Background: Ischemic preconditioning protects various organs from subsequent ischemic insult, but the precise mechanisms underlying this phenomenon remain undefined. To investigate the molecular mechanism by which ischemic preconditioning exerts its protective effect, we examined the activity of the transcription factor nuclear factor (NF)-kappaB and subsequent inflammatory gene expression.
Methods: Mice were used for total hepatic ischemia-reperfusion experiments after subcutaneous transposition of the spleen. Mouse liver was subjected to ischemia for 70 min followed by reperfusion for defined times. Ischemic preconditioning that consisted of 15 min of ischemia and 20 min of reperfusion was performed before 70 min of ischemia. NF-kappaB activity was analyzed by electrophoretic mobility shift assay, and the protein and tyrosine phosphorylation levels of inhibitor kappaB-alpha were assessed by Western blot analysis. Semiquantitative reverse-transcriptase polymerase chain reaction was used to analyze tumor necrosis factor (TNF)-alpha and intercellular adhesion molecule 1 mRNA levels.

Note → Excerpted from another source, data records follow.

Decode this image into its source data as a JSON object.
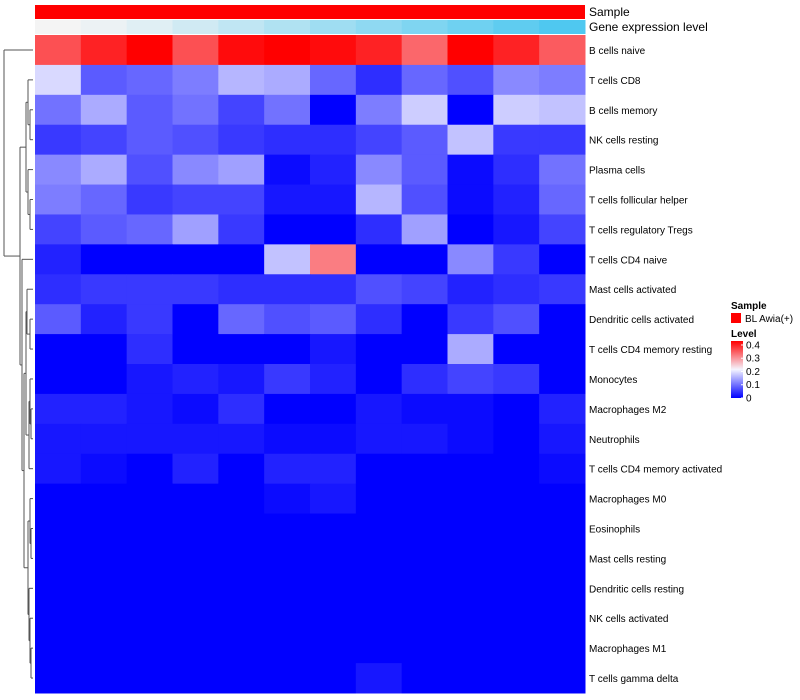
{
  "chart_data": {
    "type": "heatmap",
    "annotations": [
      {
        "label": "Sample",
        "kind": "sample"
      },
      {
        "label": "Gene expression level",
        "kind": "gradient"
      }
    ],
    "rows": [
      "B cells naive",
      "T cells CD8",
      "B cells memory",
      "NK cells resting",
      "Plasma cells",
      "T cells follicular helper",
      "T cells regulatory  Tregs",
      "T cells CD4 naive",
      "Mast cells activated",
      "Dendritic cells activated",
      "T cells CD4 memory resting",
      "Monocytes",
      "Macrophages M2",
      "Neutrophils",
      "T cells CD4 memory activated",
      "Macrophages M0",
      "Eosinophils",
      "Mast cells resting",
      "Dendritic cells resting",
      "NK cells activated",
      "Macrophages M1",
      "T cells gamma delta"
    ],
    "columns_count": 12,
    "values": [
      [
        0.36,
        0.4,
        0.43,
        0.36,
        0.42,
        0.43,
        0.42,
        0.4,
        0.34,
        0.43,
        0.4,
        0.35
      ],
      [
        0.19,
        0.08,
        0.09,
        0.11,
        0.16,
        0.15,
        0.09,
        0.04,
        0.09,
        0.07,
        0.12,
        0.11
      ],
      [
        0.1,
        0.15,
        0.08,
        0.1,
        0.06,
        0.1,
        0.0,
        0.11,
        0.18,
        0.0,
        0.18,
        0.17
      ],
      [
        0.05,
        0.06,
        0.08,
        0.07,
        0.05,
        0.04,
        0.04,
        0.06,
        0.08,
        0.17,
        0.05,
        0.05
      ],
      [
        0.12,
        0.15,
        0.07,
        0.12,
        0.14,
        0.01,
        0.03,
        0.12,
        0.08,
        0.01,
        0.04,
        0.1
      ],
      [
        0.11,
        0.09,
        0.05,
        0.06,
        0.06,
        0.02,
        0.02,
        0.16,
        0.07,
        0.01,
        0.03,
        0.09
      ],
      [
        0.06,
        0.08,
        0.09,
        0.14,
        0.05,
        0.0,
        0.0,
        0.04,
        0.14,
        0.0,
        0.02,
        0.06
      ],
      [
        0.03,
        0.0,
        0.0,
        0.0,
        0.0,
        0.17,
        0.32,
        0.0,
        0.0,
        0.12,
        0.05,
        0.0
      ],
      [
        0.04,
        0.05,
        0.05,
        0.05,
        0.04,
        0.04,
        0.04,
        0.07,
        0.06,
        0.03,
        0.04,
        0.05
      ],
      [
        0.08,
        0.03,
        0.05,
        0.0,
        0.09,
        0.07,
        0.08,
        0.04,
        0.0,
        0.05,
        0.07,
        0.0
      ],
      [
        0.0,
        0.0,
        0.04,
        0.0,
        0.0,
        0.0,
        0.02,
        0.0,
        0.0,
        0.15,
        0.0,
        0.0
      ],
      [
        0.0,
        0.0,
        0.02,
        0.03,
        0.02,
        0.05,
        0.03,
        0.0,
        0.04,
        0.06,
        0.05,
        0.0
      ],
      [
        0.03,
        0.03,
        0.02,
        0.01,
        0.04,
        0.0,
        0.0,
        0.02,
        0.01,
        0.01,
        0.0,
        0.03
      ],
      [
        0.02,
        0.02,
        0.02,
        0.02,
        0.02,
        0.01,
        0.01,
        0.02,
        0.02,
        0.01,
        0.0,
        0.02
      ],
      [
        0.02,
        0.01,
        0.0,
        0.03,
        0.0,
        0.03,
        0.03,
        0.0,
        0.0,
        0.0,
        0.0,
        0.01
      ],
      [
        0.0,
        0.0,
        0.0,
        0.0,
        0.0,
        0.01,
        0.02,
        0.0,
        0.0,
        0.0,
        0.0,
        0.0
      ],
      [
        0.0,
        0.0,
        0.0,
        0.0,
        0.0,
        0.0,
        0.0,
        0.0,
        0.0,
        0.0,
        0.0,
        0.0
      ],
      [
        0.0,
        0.0,
        0.0,
        0.0,
        0.0,
        0.0,
        0.0,
        0.0,
        0.0,
        0.0,
        0.0,
        0.0
      ],
      [
        0.0,
        0.0,
        0.0,
        0.0,
        0.0,
        0.0,
        0.0,
        0.0,
        0.0,
        0.0,
        0.0,
        0.0
      ],
      [
        0.0,
        0.0,
        0.0,
        0.0,
        0.0,
        0.0,
        0.0,
        0.0,
        0.0,
        0.0,
        0.0,
        0.0
      ],
      [
        0.0,
        0.0,
        0.0,
        0.0,
        0.0,
        0.0,
        0.0,
        0.0,
        0.0,
        0.0,
        0.0,
        0.0
      ],
      [
        0.0,
        0.0,
        0.0,
        0.0,
        0.0,
        0.0,
        0.0,
        0.02,
        0.0,
        0.0,
        0.0,
        0.0
      ]
    ],
    "gene_expression_level": [
      0.05,
      0.07,
      0.1,
      0.14,
      0.18,
      0.22,
      0.26,
      0.3,
      0.34,
      0.38,
      0.42,
      0.46
    ],
    "scale": {
      "min": 0,
      "max": 0.43,
      "ticks": [
        0,
        0.1,
        0.2,
        0.3,
        0.4
      ],
      "colors": {
        "low": "#0000ff",
        "mid": "#f5f5ff",
        "high": "#ff0000"
      }
    },
    "sample_color": "#ff0000",
    "gene_expression_colors": {
      "low": "#f4f4f4",
      "high": "#4fc8f0"
    },
    "legend": {
      "sample_title": "Sample",
      "sample_item": "BL Awia(+)",
      "level_title": "Level",
      "level_ticks": [
        "0.4",
        "0.3",
        "0.2",
        "0.1",
        "0"
      ]
    },
    "dendrogram": "left",
    "legend_position": "right"
  }
}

Results: NF-kappaB was activated within 30 min after initiation of reperfusion and remained activated for 4 hr. Ischemic preconditioning attenuated NF-kappaB activation after subsequent prolonged ischemia and reperfusion and simultaneously decreased the expression of TNF-alpha and intercellular adhesion molecule 1 mRNA, the former statistically significantly (P <0.05). Tyrosine phosphorylation of inhibitor kappaB-alpha was decreased in ischemic preconditioned liver.
Conclusions: These results indicate that attenuation of NF-kappaB activation and subsequent reduction in TNF-alpha mRNA expression after sustained ischemia play important roles in the protective mechanism of ischemic preconditioning against hepatic ischemia-reperfusion injury.